The issue at hand involves two individuals of opposite sex sharing a common living arrangement with a sexually intimate relationship devoid of any approval or sanction from the church or the state. This practice, increasingly common in today's society, stands in stark contrast to the biblical understanding of marriage and sexual purity.
The Rise of Cohabitation: A Statistical Overview
To grasp the magnitude of this shift, consider the following data on cohabitation in the United States:
  • 1960s: Less than 1% (approximately 430,000 cohabiting couples)
  • 1970s: Approximately 1.5% by the late 1970s (about 1.5 million cohabiting couples)
  • 1980s: 3% by early 1980s; 5% by late 1980s (around 5 million cohabiting couples)
  • 1990s: 6% by 1990; nearly 10% by late 1990s (approximately 9.8 million cohabiting couples)
  • 2000s: 12% by 2010 (about 14 million cohabiting couples)
  • 2010s: 15-18% by late 2010s (around 18 million cohabiting couples)
  • 2020s: 20% by early 2020s (roughly 20 million cohabiting couples)
Several factors have contributed to this increase, including changing social norms, economic factors, delaying marriage, higher divorce rates, and cultural shifts advocating for individual rights and choices.
This analysis uses data from the U.S. Census Bureau, Pew Research Center, and various sociological studies on family and marriage trends.
Risks of Living Together Unmarried
Living together unmarried poses significant risks, not just relationally but also spiritually and emotionally. Research indicates that couples who cohabit before marriage have a 50% greater chance of getting divorced once married. Despite the common belief that cohabitation serves as a "trial run" for marriage, data suggests otherwise. Cohabitation increases the risk of premarital sexual experiences, which in turn raises the stakes for later unfaithfulness in marriage.
God demands holiness from His creatures and their culture. The Scriptures are clear on this, emphasizing the sanctity of marriage and the call to purity:
  • Genesis 2:24 - "That is why a man leaves his father and mother and is united to his wife, and they become one flesh."
  • Exodus 22:16 - "If a man seduces a virgin who is not betrothed and lies with her, he shall give the bride-price for her and make her his wife."
  • Acts 15:20 - "Instead we should write to them, telling them to abstain from food polluted by idols, from sexual immorality, from the meat of strangled animals and from blood."
  • 1 Corinthians 6:9, 13, 18 - "Or do you not know that wrongdoers will not inherit the kingdom of God? Do not be deceived: Neither the sexually immoral nor idolaters nor adulterers nor men who have sex with men... The body, however, is not meant for sexual immorality but for the Lord, and the Lord for the body... Flee from sexual immorality. All other sins a person commits are outside the body, but whoever sins sexually, sins against their own body."

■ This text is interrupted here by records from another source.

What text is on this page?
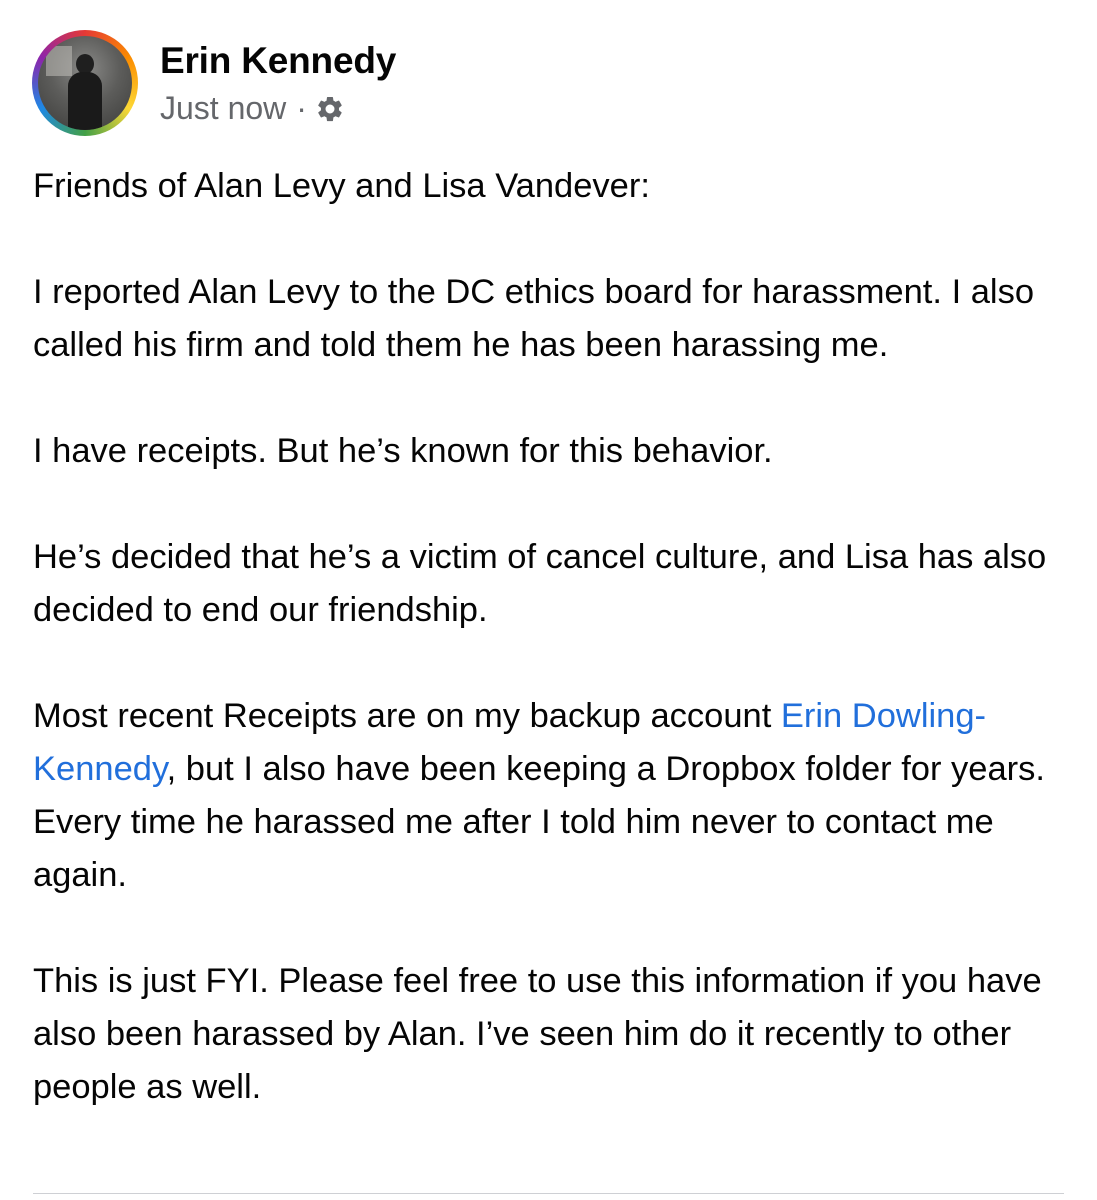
Erin Kennedy
Just now ·

Friends of Alan Levy and Lisa Vandever:

I reported Alan Levy to the DC ethics board for harassment. I also called his firm and told them he has been harassing me.

I have receipts. But he’s known for this behavior.

He’s decided that he’s a victim of cancel culture, and Lisa has also decided to end our friendship.

Most recent Receipts are on my backup account Erin Dowling-Kennedy, but I also have been keeping a Dropbox folder for years. Every time he harassed me after I told him never to contact me again.

This is just FYI. Please feel free to use this information if you have also been harassed by Alan. I’ve seen him do it recently to other people as well.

  • Galatians 5:19 - "The acts of the flesh are obvious: sexual immorality, impurity and debauchery."
  • Ephesians 5:3 - "But among you there must not be even a hint of sexual immorality, or of any kind of impurity, or of greed, because these are improper for God's holy people."
  • Colossians 3:5 - "Put to death, therefore, whatever belongs to your earthly nature: sexual immorality, impurity, lust, evil desires and greed, which is idolatry."

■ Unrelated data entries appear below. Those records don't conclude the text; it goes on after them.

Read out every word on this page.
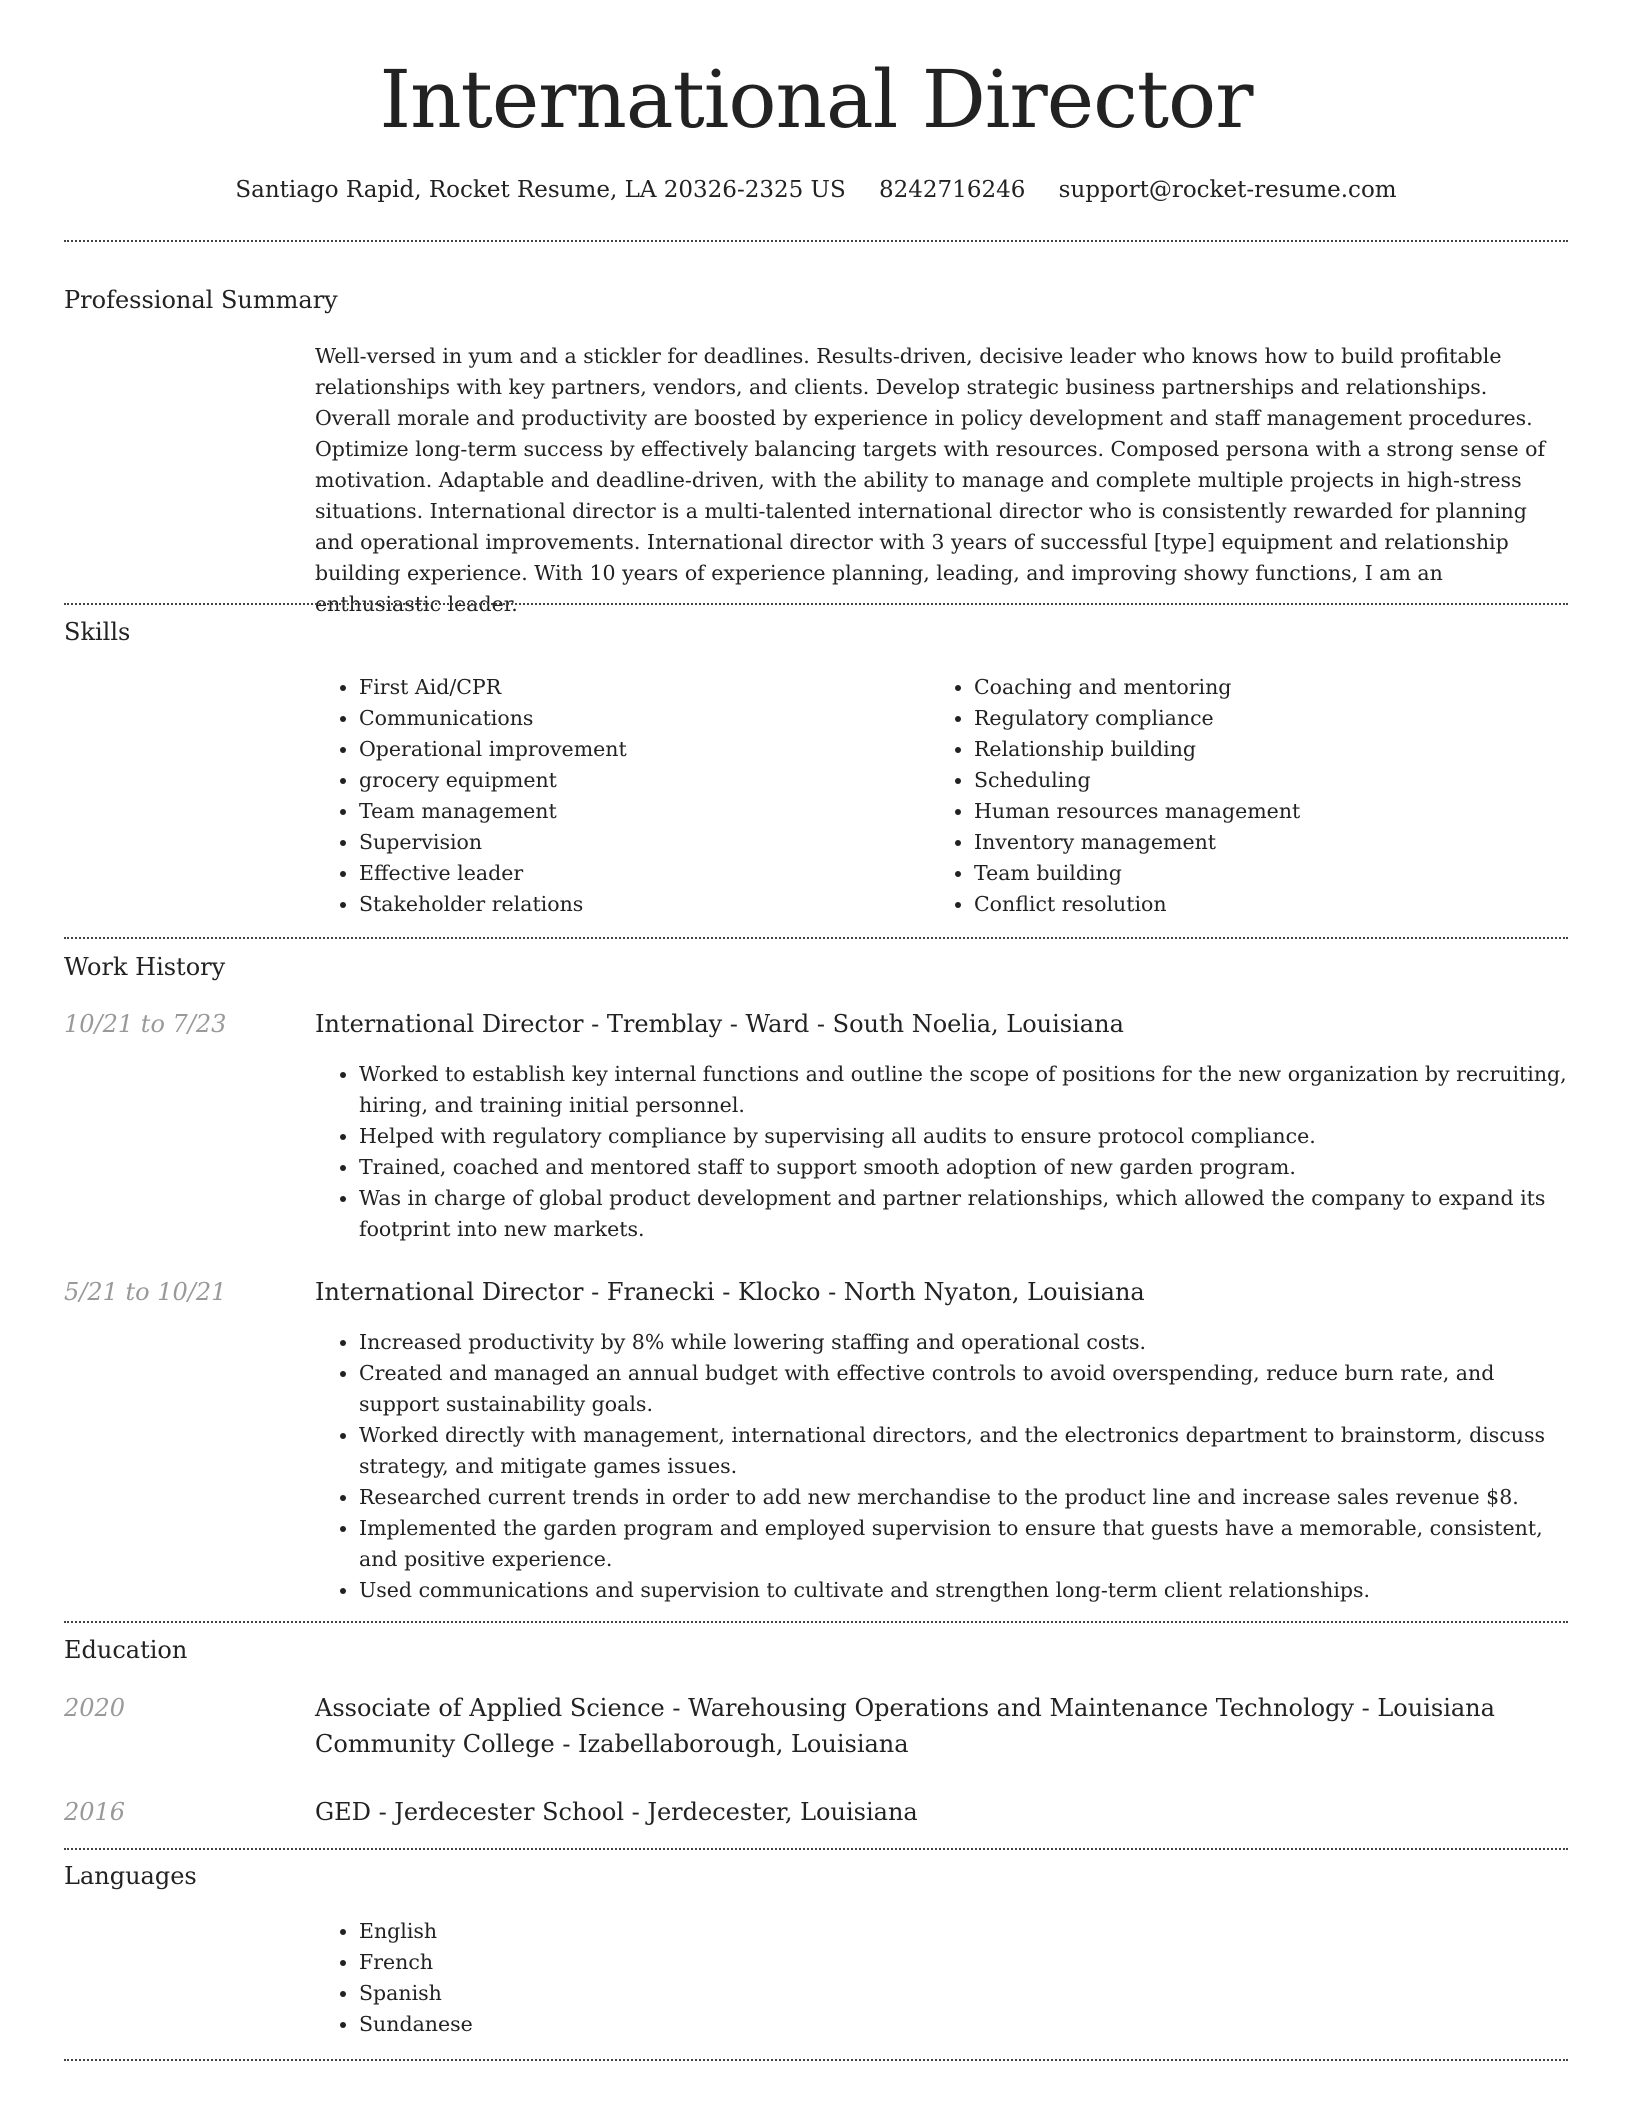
International Director
Santiago Rapid, Rocket Resume, LA 20326-2325 US 8242716246 support@rocket-resume.com
Professional Summary

Well-versed in yum and a stickler for deadlines. Results-driven, decisive leader who knows how to build profitable relationships with key partners, vendors, and clients. Develop strategic business partnerships and relationships. Overall morale and productivity are boosted by experience in policy development and staff management procedures. Optimize long-term success by effectively balancing targets with resources. Composed persona with a strong sense of motivation. Adaptable and deadline-driven, with the ability to manage and complete multiple projects in high-stress situations. International director is a multi-talented international director who is consistently rewarded for planning and operational improvements. International director with 3 years of successful [type] equipment and relationship building experience. With 10 years of experience planning, leading, and improving showy functions, I am an enthusiastic leader.

Skills
• First Aid/CPR
• Communications
• Operational improvement
• grocery equipment
• Team management
• Supervision
• Effective leader
• Stakeholder relations
• Coaching and mentoring
• Regulatory compliance
• Relationship building
• Scheduling
• Human resources management
• Inventory management
• Team building
• Conflict resolution
Work History
10/21 to 7/23	International Director - Tremblay - Ward - South Noelia, Louisiana
• Worked to establish key internal functions and outline the scope of positions for the new organization by recruiting, hiring, and training initial personnel.
• Helped with regulatory compliance by supervising all audits to ensure protocol compliance.
• Trained, coached and mentored staff to support smooth adoption of new garden program.
• Was in charge of global product development and partner relationships, which allowed the company to expand its footprint into new markets.
5/21 to 10/21	International Director - Franecki - Klocko - North Nyaton, Louisiana
• Increased productivity by 8% while lowering staffing and operational costs.
• Created and managed an annual budget with effective controls to avoid overspending, reduce burn rate, and support sustainability goals.
• Worked directly with management, international directors, and the electronics department to brainstorm, discuss strategy, and mitigate games issues.
• Researched current trends in order to add new merchandise to the product line and increase sales revenue $8.
• Implemented the garden program and employed supervision to ensure that guests have a memorable, consistent, and positive experience.
• Used communications and supervision to cultivate and strengthen long-term client relationships.
Education
2020	Associate of Applied Science - Warehousing Operations and Maintenance Technology - Louisiana Community College - Izabellaborough, Louisiana
2016	GED - Jerdecester School - Jerdecester, Louisiana
Languages
• English
• French
• Spanish
• Sundanese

1 Thessalonians 4:1-8: God's Standard for Purity
As we delve deeper into the topic, let's turn to 1 Thessalonians 4:1-8, where the Apostle Paul provides clear guidance on God's will for sexual purity.
"1 As for other matters, brothers and sisters, we instructed you how to live in order to please God, as in fact you are living. Now we ask you and urge you in the Lord Jesus to do this more and more. 2 For you know what instructions we gave you by the authority of the Lord Jesus. 3 It is God’s will that you should be sanctified: that you should avoid sexual immorality; 4 that each of you should learn to control your own body in a way that is holy and honorable, 5 not in passionate lust like the pagans, who do not know God; 6 and that in this matter no one should wrong or take advantage of a brother or sister. The Lord will punish all those who commit such sins, as we told you and warned you before. 7 For God did not call us to be impure, but to live a holy life. 8 Therefore, anyone who rejects this instruction does not reject a human being but God, the very God who gives you his Holy Spirit."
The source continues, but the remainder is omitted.